A Thesis

Not Particularly Contentious: GM Skill/Quality strongly impacts quality of play experience.

Only Contentious In a Fake Way: Choice of game system strongly impacts quality of play experience.

My (Possibly Contentious) Thesis: As quality of GM increases, the impact of choice of game system on quality of play experience diminishes  (though it is unlikely to diminish to zero).

The Curious Question This Raises: Is the diminishment in importance relative or absolute? That is, does the choice of system stay the same while GM improves, so it’s a smaller percentage of a larger whole, or does the improvement in GM quality also diminish the impact of the system?
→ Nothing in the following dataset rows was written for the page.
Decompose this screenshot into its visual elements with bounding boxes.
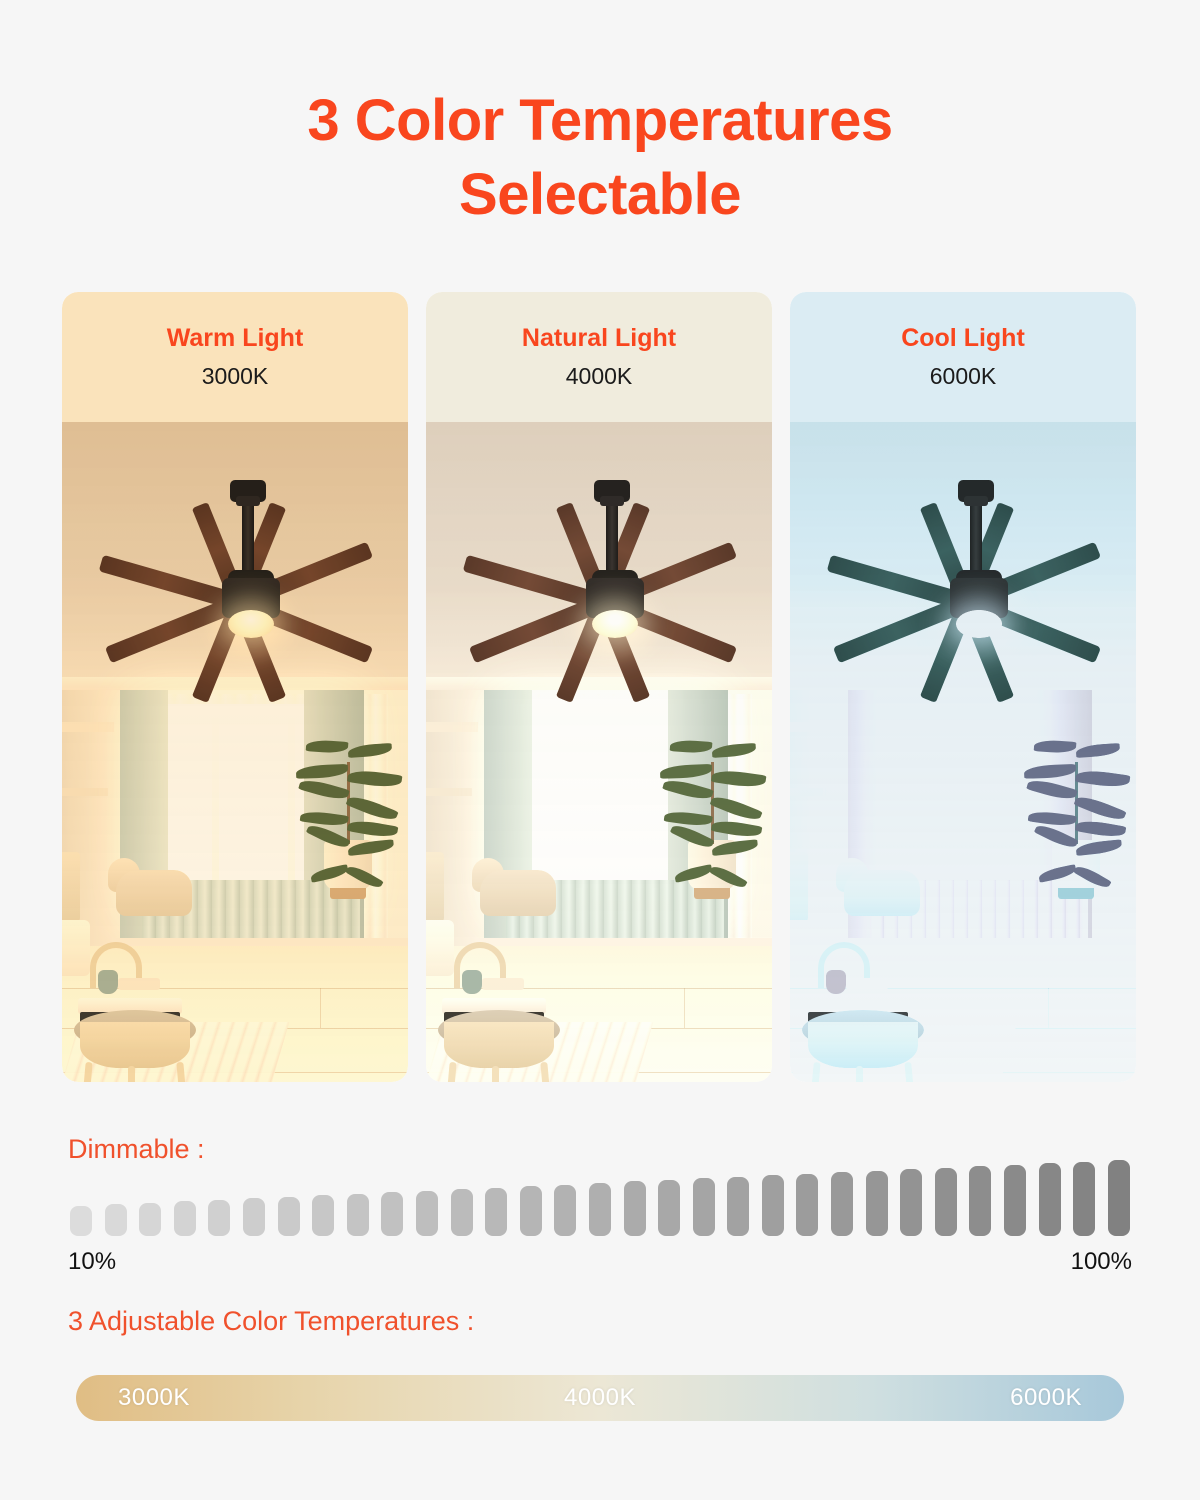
- fan-light-lamp: [228, 610, 274, 638]
- fan-light-lamp: [592, 610, 638, 638]
- dimmable-bar[interactable]: [935, 1168, 957, 1236]
- dimmable-bar[interactable]: [1073, 1162, 1095, 1236]
- floor-plank-seam: [684, 988, 685, 1028]
- dimmable-bar[interactable]: [693, 1178, 715, 1236]
- dimmable-bar[interactable]: [1039, 1163, 1061, 1236]
- dimmable-bar[interactable]: [554, 1185, 576, 1236]
- fan-ceiling-mount-ring: [964, 496, 988, 506]
- shelf-lower: [426, 788, 472, 796]
- table-tray: [482, 978, 524, 990]
- table-tray: [846, 978, 888, 990]
- page-title-line-1: 3 Color Temperatures: [307, 88, 892, 153]
- dimmable-bar[interactable]: [969, 1166, 991, 1236]
- fan-light-lamp: [956, 610, 1002, 638]
- sofa-seat: [790, 920, 818, 976]
- page-title-line-2: Selectable: [0, 158, 1200, 232]
- card-title-natural: Natural Light: [522, 324, 676, 353]
- sofa-seat: [62, 920, 90, 976]
- table-tray: [118, 978, 160, 990]
- product-feature-page: 3 Color Temperatures Selectable Warm Lig…: [0, 0, 1200, 1500]
- dimmable-bar[interactable]: [831, 1172, 853, 1236]
- dimmable-bar[interactable]: [727, 1177, 749, 1236]
- dimmable-bar[interactable]: [243, 1198, 265, 1236]
- dimmable-bar[interactable]: [208, 1200, 230, 1236]
- plant-pot-base: [1058, 888, 1094, 899]
- color-temperature-card-natural[interactable]: Natural Light 4000K: [426, 292, 772, 1082]
- sofa-seat: [426, 920, 454, 976]
- dimmable-bar[interactable]: [866, 1171, 888, 1236]
- card-header-natural: Natural Light 4000K: [426, 292, 772, 422]
- floor-plank-seam: [320, 988, 321, 1028]
- dimmable-bar[interactable]: [589, 1183, 611, 1236]
- card-header-cool: Cool Light 6000K: [790, 292, 1136, 422]
- page-title: 3 Color Temperatures Selectable: [0, 84, 1200, 232]
- color-temperature-slider[interactable]: 3000K 4000K 6000K: [76, 1375, 1124, 1421]
- dimmable-min-label: 10%: [68, 1248, 116, 1276]
- dimmable-bar[interactable]: [762, 1175, 784, 1236]
- armchair: [116, 870, 192, 916]
- coffee-table-leg: [492, 1066, 499, 1082]
- card-title-cool: Cool Light: [901, 324, 1025, 353]
- sofa-back: [426, 852, 444, 922]
- dimmable-bar[interactable]: [451, 1189, 473, 1236]
- sofa-back: [62, 852, 80, 922]
- coffee-table-leg: [856, 1066, 863, 1082]
- dimmable-bar[interactable]: [381, 1192, 403, 1236]
- card-kelvin-natural: 4000K: [566, 363, 633, 390]
- shelf-lower: [790, 788, 836, 796]
- card-title-warm: Warm Light: [167, 324, 304, 353]
- shelf: [62, 722, 114, 732]
- dimmable-bar[interactable]: [174, 1201, 196, 1236]
- card-header-warm: Warm Light 3000K: [62, 292, 408, 422]
- room-photo-warm: [62, 422, 408, 1082]
- ct-tick-6000k: 6000K: [1010, 1384, 1082, 1412]
- color-temperature-card-cool[interactable]: Cool Light 6000K: [790, 292, 1136, 1082]
- dimmable-bar[interactable]: [658, 1180, 680, 1236]
- fan-ceiling-mount-ring: [236, 496, 260, 506]
- color-temperature-label: 3 Adjustable Color Temperatures :: [68, 1306, 474, 1337]
- dimmable-bar[interactable]: [312, 1195, 334, 1236]
- dimmable-bar[interactable]: [347, 1194, 369, 1236]
- table-vase: [826, 970, 846, 994]
- dimmable-bar[interactable]: [278, 1197, 300, 1236]
- room-photo-natural: [426, 422, 772, 1082]
- dimmable-bar[interactable]: [1108, 1160, 1130, 1236]
- armchair: [844, 870, 920, 916]
- sofa-back: [790, 852, 808, 922]
- card-kelvin-cool: 6000K: [930, 363, 997, 390]
- color-temperature-card-warm[interactable]: Warm Light 3000K: [62, 292, 408, 1082]
- dimmable-max-label: 100%: [1071, 1248, 1132, 1276]
- floor-plank-seam: [1048, 988, 1049, 1028]
- ct-tick-4000k: 4000K: [564, 1384, 636, 1412]
- shelf: [426, 722, 478, 732]
- shelf: [790, 722, 842, 732]
- dimmable-bar[interactable]: [485, 1188, 507, 1236]
- dimmable-bar[interactable]: [416, 1191, 438, 1236]
- dimmable-bar[interactable]: [1004, 1165, 1026, 1236]
- dimmable-bar[interactable]: [796, 1174, 818, 1236]
- dimmable-bar[interactable]: [520, 1186, 542, 1236]
- fan-ceiling-mount-ring: [600, 496, 624, 506]
- ceiling-fan: [426, 466, 772, 706]
- ceiling-fan: [790, 466, 1136, 706]
- ceiling-fan: [62, 466, 408, 706]
- coffee-table-body: [808, 1022, 918, 1068]
- table-vase: [98, 970, 118, 994]
- card-kelvin-warm: 3000K: [202, 363, 269, 390]
- dimmable-level-bars[interactable]: [70, 1158, 1130, 1236]
- coffee-table-leg: [128, 1066, 135, 1082]
- coffee-table-body: [444, 1022, 554, 1068]
- coffee-table-body: [80, 1022, 190, 1068]
- armchair: [480, 870, 556, 916]
- dimmable-bar[interactable]: [105, 1204, 127, 1236]
- dimmable-bar[interactable]: [70, 1206, 92, 1236]
- plant-pot-base: [330, 888, 366, 899]
- ct-tick-3000k: 3000K: [118, 1384, 190, 1412]
- dimmable-bar[interactable]: [900, 1169, 922, 1236]
- table-vase: [462, 970, 482, 994]
- plant-pot-base: [694, 888, 730, 899]
- color-temperature-card-list: Warm Light 3000K: [62, 292, 1138, 1082]
- shelf-lower: [62, 788, 108, 796]
- room-photo-cool: [790, 422, 1136, 1082]
- dimmable-bar[interactable]: [139, 1203, 161, 1236]
- dimmable-bar[interactable]: [624, 1181, 646, 1236]
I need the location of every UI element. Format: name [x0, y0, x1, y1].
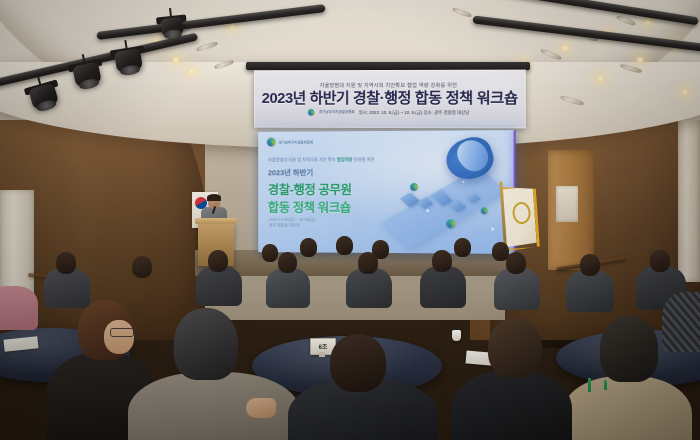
slide-heading-2: 합동 정책 워크숍	[268, 197, 351, 216]
iso-sparkle	[463, 181, 465, 183]
attendee-torso	[266, 268, 310, 308]
paper-cup[interactable]	[452, 330, 461, 341]
attendee-head	[488, 318, 542, 378]
iso-megaphone-cone	[452, 134, 494, 177]
attendee-torso	[494, 268, 540, 310]
banner-org-name: 경기남부자치경찰위원회	[319, 110, 355, 115]
slide-logo: 경기남부자치경찰위원회	[267, 137, 313, 146]
podium-top	[195, 218, 237, 224]
iso-sparkle	[491, 227, 494, 230]
lanyard	[604, 380, 607, 390]
slide-subtitle-post: 강화를 위한	[352, 157, 374, 162]
downlight	[188, 68, 195, 75]
slide-logo-icon	[267, 138, 276, 147]
right-wall-column	[678, 92, 700, 282]
attendee-head	[300, 238, 317, 257]
attendee-head	[506, 252, 526, 274]
attendee-torso	[118, 272, 166, 314]
downlight	[681, 88, 689, 96]
attendee-torso	[420, 266, 466, 308]
attendee-head	[132, 256, 152, 278]
iso-sparkle	[426, 209, 429, 212]
slide-subtitle: 자율방범대 지원 및 지역사회 치안 확보 협업역량 강화를 위한	[268, 157, 375, 163]
stage-light	[112, 38, 141, 64]
attendee-head	[650, 250, 670, 272]
slide-year-line: 2023년 하반기	[268, 167, 313, 178]
attendee-torso	[346, 268, 392, 308]
attendee-head	[262, 244, 278, 262]
downlight	[644, 18, 652, 26]
attendee-head	[208, 250, 228, 272]
attendee-head	[454, 238, 471, 257]
door-panel-inset	[556, 186, 578, 222]
placard-stand	[319, 352, 325, 357]
iso-accent-dot	[410, 183, 418, 191]
attendee-head	[56, 252, 76, 274]
slide-subtitle-accent: 협업역량	[337, 157, 353, 162]
attendee-head	[174, 308, 238, 380]
iso-accent-dot	[481, 207, 488, 214]
slide-logo-text: 경기남부자치경찰위원회	[279, 139, 314, 144]
presenter-hair	[207, 194, 221, 201]
attendee-torso	[44, 268, 90, 308]
attendee-head	[278, 252, 297, 273]
stage-light	[159, 7, 183, 27]
gold-ceremonial-flag	[503, 185, 542, 253]
downlight	[561, 44, 569, 52]
hand-holding-cup	[246, 398, 276, 418]
slide-subtitle-pre: 자율방범대 지원 및 지역사회 치안 확보	[268, 157, 337, 162]
organization-logo-icon	[308, 109, 315, 116]
attendee-head	[432, 250, 452, 272]
table-number-text: 6조	[319, 342, 328, 351]
event-banner: 자율방범대 지원 및 지역사회 치안확보·협업 역량 강화를 위한 2023년 …	[254, 70, 526, 129]
stage-light	[70, 52, 100, 79]
banner-event-info: 일시: 2023. 10. 6.(금) ~ 10. 6.(금) 장소: 광주 경…	[359, 109, 470, 115]
iso-accent-dot	[446, 219, 455, 228]
banner-footer: 경기남부자치경찰위원회 일시: 2023. 10. 6.(금) ~ 10. 6.…	[308, 109, 469, 116]
attendee-head	[336, 236, 353, 255]
projector-screen: 경기남부자치경찰위원회 자율방범대 지원 및 지역사회 치안 확보 협업역량 강…	[258, 130, 515, 254]
eyeglasses-icon	[110, 328, 134, 337]
attendee-torso	[452, 370, 572, 440]
conference-hall-photo: 자율방범대 지원 및 지역사회 치안확보·협업 역량 강화를 위한 2023년 …	[0, 0, 700, 440]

My Answer: A little bit of both. Relative diminishment actually happens, but I think some actual diminishment happens too, especially when the GM has internalized[1] the lessons of the game (and thus no longer needs to lean on the mechanics) or when the GM more strongly takes ownership of the rules to suit her own table.[2]

1 – There’s a great example of this in Tech Noir, a system which has, I think, Internalized the most important lessons from Gumshoe.  In my mind, Gumshoe’s biggest lesson is to teach the GM that there should always be information to move the game forward, and it has an entire clue and investigation system to make that happen.  Tech Noir skips that and just tells the GM that the players should always get a new piece of information.   While that’s a system example, I think it clearly illustrates the idea of how internalizing a system can produce similar outcomes without actually using the system.

2 – Now this is contentious, especially to folks who strongly support playing with rules as written.  Take it as a given that it’s an argument I’ve had many times, a position a respect, but an idea I disagree with.  If you disagree, then your answer to the curious question may be different, which is ok.